Apache Hadoop is the open source defacto standard for implementing big data solutions on the Java platform. Hadoop consists of its kernel, MapReduce, and the Hadoop Distributed Filesystem (HDFS). A challenging task is to send all data to Hadoop for processing and storage (and then get it back to your application later), because in practice data comes from many different applications (SAP, Salesforce, Siebel, etc.) and databases (File, SQL, NoSQL), uses different technologies and concepts for communication (e.g. HTTP, FTP, RMI, JMS), and consists of different data formats using CSV, XML, binary data, or other alternatives.
This session shows the powerful combination of Apache Hadoop and Apache Camel to solve this challenging task. Learn how to use every thinkable data with Hadoop – without plenty of complex or redundant boilerplate code. Besides supporting the integration of all different technologies and data formats, Apache Camel also offers an easy, standardized DSL to transform, split or filter incoming data using the Enterprise Integration Patterns (EIP). Therefore, Apache Hadoop and Apache Camel are a perfect match for processing big data on the Java platform.
Simon Willnauer – With a hammer in your hand…

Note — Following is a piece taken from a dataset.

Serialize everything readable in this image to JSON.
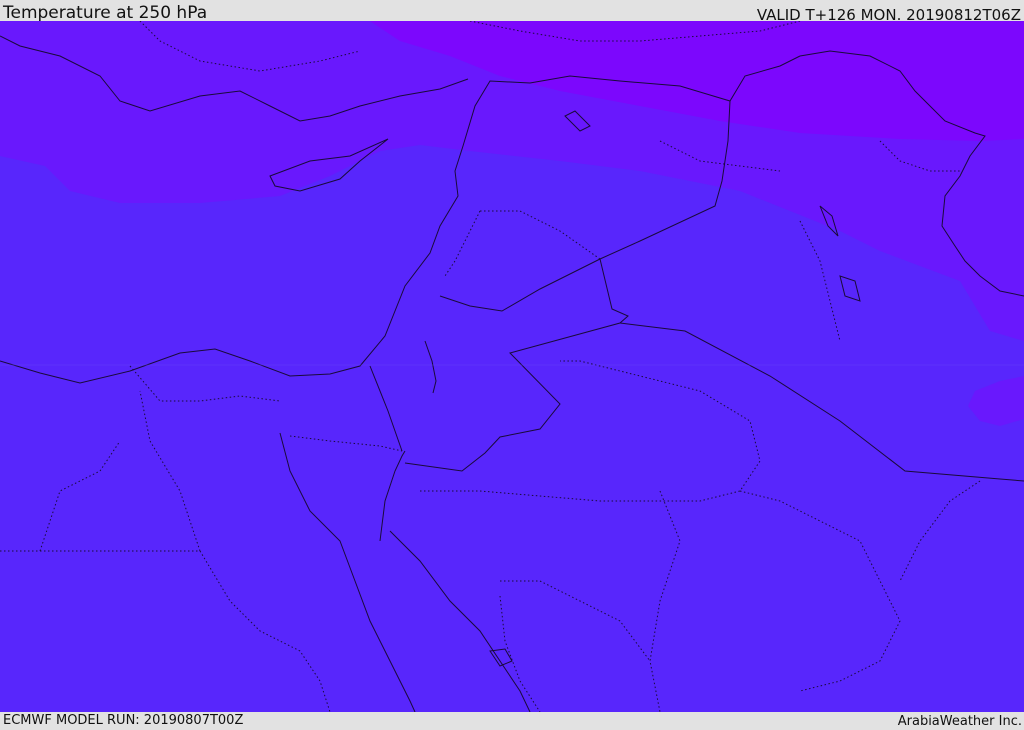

ElasticSearch combines the power of Apache Lucene (NoSQL since 2001) and the movement of distributed, scalable high-performance NoSQL solutions into easy to use schema free search engine that can serve full-text search request, key-value lookups, schema free analytics requests, facets or even suggestions in real-time. This talk will give an introduction to the key features of ElasticSearch with live examples.
The talk won’t be an exhaustive feature presentation but rather an overview of what and how ElasticSearch can do for you.
Randall Wilson – A Billion Person Family Tree with MongoDB
Slides
FamilySearch maintains a collaborative family tree with a billion individuals in it. The tree is edited in real time by thousands of concurrent users. Recent experiments to move the tree from a relational database to a MongoDB yielded a huge gain in performance. This presentation reviews the lessons learned throughout this experience, including how to deal with things such as operations that previously depended on transactional integrity. It also shares some insights into the experience gained by testing against Riak and other solutions.
I first saw this in a tweet by Eugene Dvorkin.